“Good first issue” is a label that maintainers attach to tasks in a code repository to mark them as approachable for someone who has never contributed before. It addresses a specific and common problem: a newcomer who wants to help a project often cannot tell which of dozens or hundreds of open issues is small, self-contained, and well-enough specified to be a reasonable first attempt. The label is a maintainer’s curated answer, a sign that says start here.
GitHub formalized the convention and built discovery features around it. The platform’s documentation advises maintainers to “apply the good first issue label to issues in your repository to highlight opportunities for people to contribute to your project,” and explains that GitHub “uses an algorithm to determine the most approachable issues in each repository and surface them in various places,” with the label increasing the likelihood that an issue is surfaced. Labeled issues also populate a repository’s dedicated contribute page, turning a manual tagging act into automatic visibility for the work.

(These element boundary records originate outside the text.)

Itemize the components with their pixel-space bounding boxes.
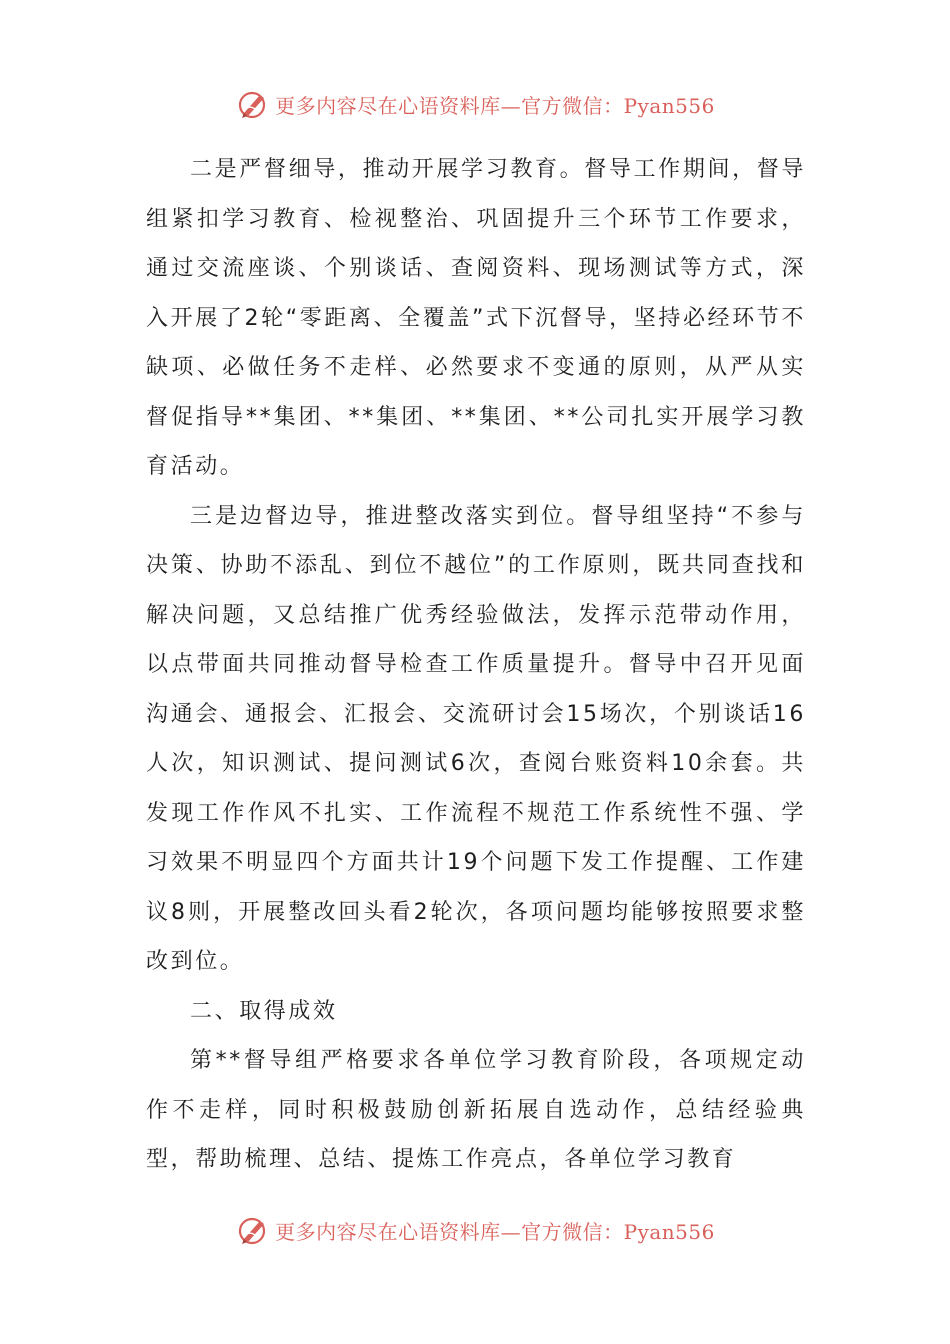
paragraph-results: 第**督导组严格要求各单位学习教育阶段，各项规定动作不走样，同时积极鼓励创新拓展自选动作，总结经验典型，帮助梳理、总结、提炼工作亮点，各单位学习教育	[146, 1048, 806, 1172]
pen-logo-icon	[235, 86, 271, 122]
pen-logo-icon	[235, 1212, 271, 1248]
document-body	[146, 145, 806, 1185]
watermark-text: 更多内容尽在心语资料库—官方微信：Pyan556	[275, 93, 715, 118]
paragraph-strict-supervision: 二是严督细导，推动开展学习教育。督导工作期间，督导组紧扣学习教育、检视整治、巩固提升三个环节工作要求，通过交流座谈、个别谈话、查阅资料、现场测试等方式，深入开展了2轮“零距离、全覆盖”式下沉督导，坚持必经环节不缺项、必做任务不走样、必然要求不变通的原则，从严从实督促指导**集团、**集团、**集团、**公司扎实开展学习教育活动。	[146, 157, 806, 479]
watermark-banner-top	[0, 84, 950, 124]
section-heading-results: 二、取得成效	[190, 998, 338, 1024]
paragraph-rectification: 三是边督边导，推进整改落实到位。督导组坚持“不参与决策、协助不添乱、到位不越位”的工作原则，既共同查找和解决问题，又总结推广优秀经验做法，发挥示范带动作用，以点带面共同推动督导检查工作质量提升。督导中召开见面沟通会、通报会、汇报会、交流研讨会15场次，个别谈话16人次，知识测试、提问测试6次，查阅台账资料10余套。共发现工作作风不扎实、工作流程不规范工作系统性不强、学习效果不明显四个方面共计19个问题下发工作提醒、工作建议8则，开展整改回头看2轮次，各项问题均能够按照要求整改到位。	[146, 503, 806, 974]
watermark-text: 更多内容尽在心语资料库—官方微信：Pyan556	[275, 1219, 715, 1244]
watermark-banner-bottom	[0, 1210, 950, 1250]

The label travels with a companion, help wanted, and the two are not interchangeable. As the convention is generally understood and reflected in GitHub’s guidance, good first issue usually means a task has been curated specifically for newcomers, while help wanted signals that maintainers want outside help but the work may require more context or experience. Used together they let a project triage its backlog into a gentle on-ramp for beginners and a broader call for contributors who are ready for something larger.
The practice grew directly out of the open-source contribution model that the pull request made possible. Once anyone could fork a project, make a change, and propose it back without prior permission, the limiting factor shifted from access to orientation: the hardest part of contributing became knowing where to begin. Labels like good first issue are the social tooling that grew up to solve that orientation problem, and they pair naturally with other onboarding practices such as a welcoming README and seasonal events like Hacktoberfest that push newcomers toward their first contribution.
The effectiveness of the label depends entirely on maintainer discipline. A good first issue is only good if it is genuinely small, clearly described, and still unclaimed, and a project that mislabels difficult or stale work erodes the trust the label is supposed to create. At its best, though, the convention is a quiet but important piece of open-source culture: a low-cost, repeatable gesture by which an established project deliberately makes room for the next generation of contributors.